Private Health Insurance in Australia
Australia has one of the best and comprehensive public healthcare systems in the world - A recent study ranked Medicare (Australia's public healthcare system) second after the Dutch healthcare system in terms of benefits and coverage it offers to residents.
However, like almost any other nation, residents do have the option of taking out private health insurance in addition to mandatory Medicare benefits in order to reap some additional coverage which is not covered under Medicare. Additionally, private health insurance can be tailored to suit individual needs - one can cover themselves for either just a ride on an ambulance to hospital, or just admittance to a private hospital or merge a few components and take out 'hospital and extras' cover. Regardless of what level of health insurance you take out, there're advantages of doing so including tax benefits past the age of 31.
Why's Medicare Not Enough?
Let's look at what Medicare offers and how it is different from what's covered on a private-health insurance policy:
1) Medicare only covers you for treatment at a public hospital and does not give the option of choosing your own doctor. In addition, Medicare does not allow you to choose which hospital you'd like to go to. A private hospital cover allows you to choose a doctor of your own choice and also lets you select the hospital he or she attends (whether it is public or private).

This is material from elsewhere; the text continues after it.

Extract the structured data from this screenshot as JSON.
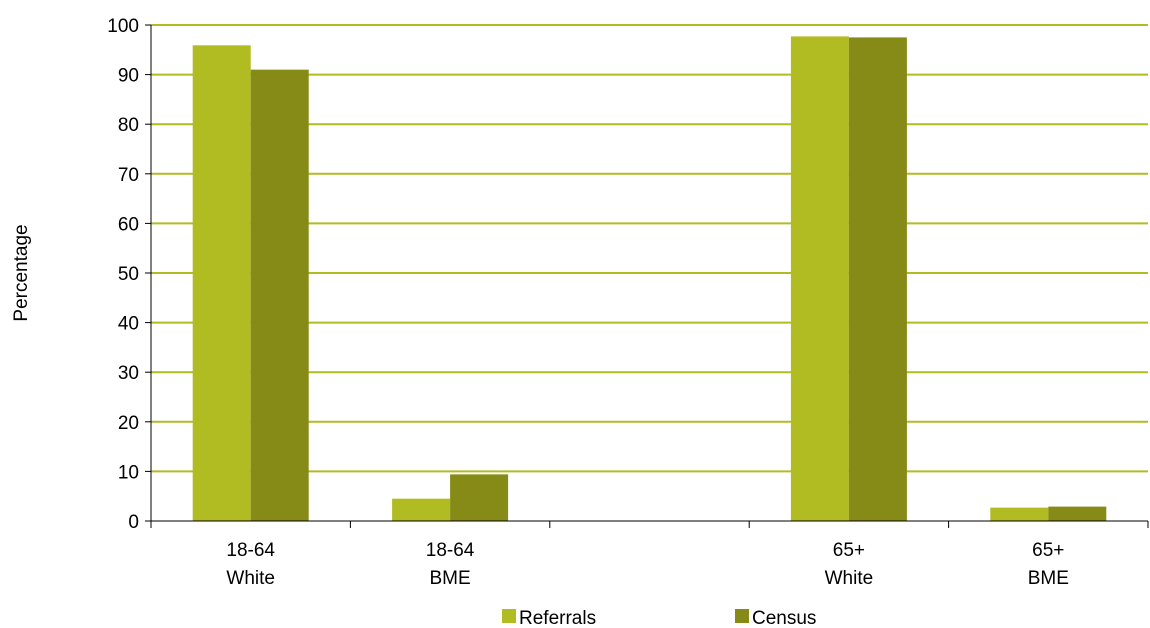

2) There's a common misconception that Medicare covers ambulance - this is not true! An ambulance can cost anywhere between $500.00 to $700.00 per trip and is usually an out of pocket expense. You can cover the cost of a ride on an ambulance with cheap private health insurance (by way of only covering yourself for one annual trip). Prices for this type of cover can vary, but based on my limited research, HCF can cover you for an ambulance ride for $30.00 per year.
3) While Medicare allows you to be treated as a public patient even if you may have private hospital cover, it almost always never gives you a private room. Under private health insurance, you can choose to be treated in a private room in a hospital of your choice (subject to availability) and Medicare would usually reimburse you 75% of all costs - These costs however do not include any theatre and private patient fees, pharmacutical/drug consultations, prosthesis or even treatment required within an ICU (Intensive Care Unit).
4) Depending on your private health insurance policy, you might be eligible to redeem costs incurred for hospital or specialist treatments overseas. While Medicare does have recirpocal arrangements with a few countries (including the UK, Canada, France and New Zealand) for offering travellers urgent public medical care, this is not always guaranteed.
Different kinds of Private Health Cover
In Australia, health insurance providers usually provide 3 kinds of policies:
As the name suggests, this cover only covers you for a single trip each year on an ambulance trip. This cover is especially useful in states like New South Wales, Victoria and the Australian Capital Territory where Medicare does not subsidize ambulance travel. An ambulance can cost anywhere between $500.00 and $700.00 in NSW, ACT and VIC and hence it makes sense to spare some change to cover yourself just in case. Ambulance-only health covers are fairly cheap and can cost anywhere between $20.00 to $40.00 per year.
Many health-insurance providers offer hospital-only private patient cover which includes ambulance-trips.
Hospital covers offer subscribers access to private patient cover and the choice of their own doctor with the option of adding some extras if they're willing to pay for it.
Due to the competetive nature among Australian Health insurance pricing, hospital covers can cost anywhere from $60.00 to $70.00. Prices can increase depending on inclusion of extras in the policy.
Hospital and Extras Cover
This cover is the most comprehensive of the three with health insurance holders having the option of choosing how many extras they're willing to pay for. Nor all extras are necessary. For example, a male would have absolutely no need for pregnancy and IVR related extras on their health insurance policy while a young and reasonably healthy individual might not feel the need to include psychiatric and optometrist related services on their policy. In other words, comprehensive policies can be tailored towards individual needs. While thorough research may lead you to finding some cheap comprehensive health insurance premiums, you should expect to pay anywhere between $80.00 to $100.00 each month on basic Hospital + Extras cover.
For example, HCF's basic Hospital + Extras cover costs roughly $76.00 per year for a 25 year old non-smoking single male.
Australian private health insurance providers offer policies to individuals, couples and families - with substantial savings possible on the latter.
While Medicare does address most needs, taking out private health insurance is not a bad idea, especially considering that the Federal Government does offer a 30% rebate on premiums. Taking out private health insurance also reduces the Medicare Levy Surcharge liability (which is on top of the 1.5% Medicare Levy charged to all taxpayers across the country).
Taking out private health insurance also has other tax savings on the policy holder. For example, if an individual takes out private health insurance before July 1st following their 31st birthday, they'll be exempt from paying 'Lifetime Health Cover' loading which is a 20% loading on their premium and continue to go up as they get older (the maximum loading being 70%).
All in all, taking out private health insurance is not bad idea considering the benefit it offers and careful screening of various options and providers should offer a decent deal on finding some cheap health insurance which might just come handy when you least expect it.